This study addresses the challenges of few-shot learning, class imbalance, and rare event classification in heterogeneous tabular data by proposing a geometry-aware, quantum-inspired classification framework. The method constructs nonlinear feature representations through correlation-based grouping, integrating both Euclidean and angular similarities. Geometric relationships between samples and class centroids are estimated via the SWAP test, and decisions are made using a variational quantum circuit. The work introduces a novel non-probabilistic margin-fused scoring mechanism and an operating-point-oriented strategy for rare event detection. Evaluated on datasets including Heart Disease, the approach achieves accuracy ranging from 0.8478 to 0.9556. In credit card fraud detection, it attains an 85% recall for the minority class at a low alert rate of 1.31%, with a ROC-AUC of 0.9249.

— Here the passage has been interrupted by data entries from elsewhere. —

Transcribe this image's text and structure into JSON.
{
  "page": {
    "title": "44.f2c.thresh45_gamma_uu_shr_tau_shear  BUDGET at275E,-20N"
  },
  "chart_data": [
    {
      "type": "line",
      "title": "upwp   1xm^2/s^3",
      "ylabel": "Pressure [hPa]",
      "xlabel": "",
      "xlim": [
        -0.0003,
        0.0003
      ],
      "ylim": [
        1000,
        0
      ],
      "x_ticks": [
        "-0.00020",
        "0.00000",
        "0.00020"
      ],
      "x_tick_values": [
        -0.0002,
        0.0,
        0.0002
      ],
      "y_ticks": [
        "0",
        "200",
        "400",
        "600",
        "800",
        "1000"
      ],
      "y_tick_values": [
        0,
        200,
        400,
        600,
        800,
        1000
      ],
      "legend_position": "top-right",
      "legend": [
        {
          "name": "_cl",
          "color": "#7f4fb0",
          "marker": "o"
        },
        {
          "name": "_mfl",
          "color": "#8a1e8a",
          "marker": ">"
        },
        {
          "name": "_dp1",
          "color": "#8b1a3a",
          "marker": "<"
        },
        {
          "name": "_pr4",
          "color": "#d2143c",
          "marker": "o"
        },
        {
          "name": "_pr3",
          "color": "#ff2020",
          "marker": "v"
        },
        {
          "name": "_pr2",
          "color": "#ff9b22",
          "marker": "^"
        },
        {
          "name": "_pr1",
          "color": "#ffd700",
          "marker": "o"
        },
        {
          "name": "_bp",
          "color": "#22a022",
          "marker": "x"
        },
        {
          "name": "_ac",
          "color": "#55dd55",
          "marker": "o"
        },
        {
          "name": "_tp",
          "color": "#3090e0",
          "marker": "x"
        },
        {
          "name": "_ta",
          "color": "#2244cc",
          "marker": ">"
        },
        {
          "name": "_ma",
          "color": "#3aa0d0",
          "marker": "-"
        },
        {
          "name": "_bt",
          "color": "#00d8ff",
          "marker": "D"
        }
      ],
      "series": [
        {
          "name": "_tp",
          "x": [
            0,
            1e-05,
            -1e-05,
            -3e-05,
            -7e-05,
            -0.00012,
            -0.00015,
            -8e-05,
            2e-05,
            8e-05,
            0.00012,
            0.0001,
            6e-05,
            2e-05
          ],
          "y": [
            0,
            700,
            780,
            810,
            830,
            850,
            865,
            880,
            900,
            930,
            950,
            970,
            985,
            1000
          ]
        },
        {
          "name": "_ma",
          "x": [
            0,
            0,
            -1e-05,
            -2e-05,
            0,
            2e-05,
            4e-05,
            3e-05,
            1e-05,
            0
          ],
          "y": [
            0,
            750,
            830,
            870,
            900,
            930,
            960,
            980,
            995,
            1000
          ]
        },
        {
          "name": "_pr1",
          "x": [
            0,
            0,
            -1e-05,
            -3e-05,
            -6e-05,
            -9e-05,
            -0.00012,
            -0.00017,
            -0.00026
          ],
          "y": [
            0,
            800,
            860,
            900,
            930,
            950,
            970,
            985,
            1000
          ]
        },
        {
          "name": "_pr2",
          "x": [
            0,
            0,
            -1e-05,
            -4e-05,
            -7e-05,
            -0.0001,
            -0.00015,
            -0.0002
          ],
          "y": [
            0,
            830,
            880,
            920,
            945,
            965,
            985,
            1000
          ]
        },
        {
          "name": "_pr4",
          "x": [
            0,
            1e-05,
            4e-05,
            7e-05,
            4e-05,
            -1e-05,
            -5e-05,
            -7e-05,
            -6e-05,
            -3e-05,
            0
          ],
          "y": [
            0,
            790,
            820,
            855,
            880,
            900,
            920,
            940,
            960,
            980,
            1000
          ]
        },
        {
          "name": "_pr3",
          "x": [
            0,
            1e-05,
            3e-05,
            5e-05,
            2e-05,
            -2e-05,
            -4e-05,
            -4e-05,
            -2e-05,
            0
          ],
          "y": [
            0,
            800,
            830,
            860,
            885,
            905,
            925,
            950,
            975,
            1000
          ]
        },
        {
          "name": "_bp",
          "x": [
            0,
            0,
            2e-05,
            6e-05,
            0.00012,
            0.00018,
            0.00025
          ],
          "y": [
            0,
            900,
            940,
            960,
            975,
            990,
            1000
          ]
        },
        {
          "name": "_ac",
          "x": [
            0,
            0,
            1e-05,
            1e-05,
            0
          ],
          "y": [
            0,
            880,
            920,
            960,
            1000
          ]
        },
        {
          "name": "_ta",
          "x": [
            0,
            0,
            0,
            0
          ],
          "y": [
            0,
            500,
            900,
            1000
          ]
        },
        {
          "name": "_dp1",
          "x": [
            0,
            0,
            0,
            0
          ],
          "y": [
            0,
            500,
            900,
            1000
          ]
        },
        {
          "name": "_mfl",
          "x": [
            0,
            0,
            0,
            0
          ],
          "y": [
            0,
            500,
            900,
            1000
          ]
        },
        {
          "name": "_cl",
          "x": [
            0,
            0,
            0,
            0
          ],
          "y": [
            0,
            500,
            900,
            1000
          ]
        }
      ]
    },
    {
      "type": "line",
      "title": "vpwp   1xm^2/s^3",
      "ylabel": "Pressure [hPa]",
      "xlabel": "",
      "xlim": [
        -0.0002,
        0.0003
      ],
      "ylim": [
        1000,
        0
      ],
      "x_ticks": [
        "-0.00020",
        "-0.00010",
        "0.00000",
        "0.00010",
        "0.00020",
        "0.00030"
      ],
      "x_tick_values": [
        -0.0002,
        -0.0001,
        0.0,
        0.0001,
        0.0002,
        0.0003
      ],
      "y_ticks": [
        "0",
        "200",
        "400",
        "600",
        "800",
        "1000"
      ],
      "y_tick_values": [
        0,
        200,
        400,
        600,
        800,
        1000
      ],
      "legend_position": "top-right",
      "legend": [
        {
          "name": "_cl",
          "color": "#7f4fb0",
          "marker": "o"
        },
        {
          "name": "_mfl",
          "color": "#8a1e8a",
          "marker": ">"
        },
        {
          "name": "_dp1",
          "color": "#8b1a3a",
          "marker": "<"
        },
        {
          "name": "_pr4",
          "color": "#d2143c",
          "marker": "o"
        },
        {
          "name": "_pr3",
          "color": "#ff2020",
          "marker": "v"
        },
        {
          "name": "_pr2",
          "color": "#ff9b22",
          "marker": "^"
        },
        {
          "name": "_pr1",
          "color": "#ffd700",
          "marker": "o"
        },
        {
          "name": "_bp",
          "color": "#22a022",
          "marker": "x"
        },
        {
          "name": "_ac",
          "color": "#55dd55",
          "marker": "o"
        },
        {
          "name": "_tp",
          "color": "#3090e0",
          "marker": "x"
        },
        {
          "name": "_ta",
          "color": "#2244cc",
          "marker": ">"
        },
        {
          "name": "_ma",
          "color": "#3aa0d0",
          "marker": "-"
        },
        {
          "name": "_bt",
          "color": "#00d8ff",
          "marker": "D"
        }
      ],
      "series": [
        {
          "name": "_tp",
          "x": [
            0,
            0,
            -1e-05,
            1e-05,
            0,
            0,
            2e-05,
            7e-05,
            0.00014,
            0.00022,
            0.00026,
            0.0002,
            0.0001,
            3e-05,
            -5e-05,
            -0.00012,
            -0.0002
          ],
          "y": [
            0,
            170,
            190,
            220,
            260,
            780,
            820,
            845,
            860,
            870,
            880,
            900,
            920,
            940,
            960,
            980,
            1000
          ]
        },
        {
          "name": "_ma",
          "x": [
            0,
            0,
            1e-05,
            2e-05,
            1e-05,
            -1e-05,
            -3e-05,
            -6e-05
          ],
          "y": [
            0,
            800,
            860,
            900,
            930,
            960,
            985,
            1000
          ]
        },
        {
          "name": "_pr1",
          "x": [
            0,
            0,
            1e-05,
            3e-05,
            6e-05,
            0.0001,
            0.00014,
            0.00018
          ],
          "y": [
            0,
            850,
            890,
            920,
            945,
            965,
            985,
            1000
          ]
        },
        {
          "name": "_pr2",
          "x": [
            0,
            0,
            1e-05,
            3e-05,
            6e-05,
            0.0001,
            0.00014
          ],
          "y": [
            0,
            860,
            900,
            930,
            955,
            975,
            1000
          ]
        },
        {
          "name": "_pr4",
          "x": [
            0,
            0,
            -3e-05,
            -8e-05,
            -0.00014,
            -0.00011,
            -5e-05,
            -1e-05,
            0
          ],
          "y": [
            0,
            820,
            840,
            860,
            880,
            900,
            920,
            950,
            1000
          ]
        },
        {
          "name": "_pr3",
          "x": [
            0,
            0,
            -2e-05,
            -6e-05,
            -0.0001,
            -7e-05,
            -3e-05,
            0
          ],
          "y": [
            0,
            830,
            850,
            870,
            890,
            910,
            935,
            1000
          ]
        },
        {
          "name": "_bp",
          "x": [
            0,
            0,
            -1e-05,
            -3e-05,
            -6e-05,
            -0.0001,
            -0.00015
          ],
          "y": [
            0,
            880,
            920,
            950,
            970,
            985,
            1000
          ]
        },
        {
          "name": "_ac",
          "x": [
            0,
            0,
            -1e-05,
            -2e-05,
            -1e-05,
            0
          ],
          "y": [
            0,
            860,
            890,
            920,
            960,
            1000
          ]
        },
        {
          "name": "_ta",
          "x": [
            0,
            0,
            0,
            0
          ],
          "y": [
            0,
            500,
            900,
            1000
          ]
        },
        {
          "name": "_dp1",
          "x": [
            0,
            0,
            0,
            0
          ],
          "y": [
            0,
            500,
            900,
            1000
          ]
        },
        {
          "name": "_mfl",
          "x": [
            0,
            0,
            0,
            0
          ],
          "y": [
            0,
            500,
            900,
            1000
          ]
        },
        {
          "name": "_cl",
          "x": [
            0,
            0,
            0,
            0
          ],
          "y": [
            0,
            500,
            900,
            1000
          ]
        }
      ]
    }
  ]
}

We propose a geometry-driven quantum-inspired classification framework that integrates Correlation Group Structures (CGR), compact SWAP-test-based overlap estimation, and selective variational quantum decision modelling. Rather than directly approximating class posteriors, the method adopts a geometry-first paradigm in which samples are evaluated relative to class medoids using overlap-derived Euclidean-like and angular similarity channels. CGR organizes features into anchor-centered correlation neighbourhoods, generating nonlinear, correlation-weighted representations that enhance robustness in heterogeneous tabular spaces. These geometric signals are fused through a non-probabilistic margin-based fusion score, serving as a lightweight and data-efficient primary classifier for small-to-moderate datasets. On Heart Disease, Breast Cancer, and Wine Quality datasets, the fusion-score classifier achieves 0.8478, 0.8881, and 0.9556 test accuracy respectively, with macro-F1 scores of 0.8463, 0.8703, and 0.9522, demonstrating competitive and stable performance relative to classical baselines. For large-scale and highly imbalanced regimes, we construct compact Delta-distance contrastive features and train a variational quantum classifier (VQC) as a nonlinear refinement layer. On the Credit Card Fraud dataset (0.17% prevalence), the Delta + VQC pipeline achieves approximately 0.85 minority recall at an alert rate of approximately 1.31%, with ROC-AUC 0.9249 and PR-AUC 0.3251 under full-dataset evaluation. These results highlight the importance of operating-point-aware assessment in rare-event detection and demonstrate that the proposed hybrid geometric-variational framework provides interpretable, scalable, and regime-adaptive classification across heterogeneous data settings.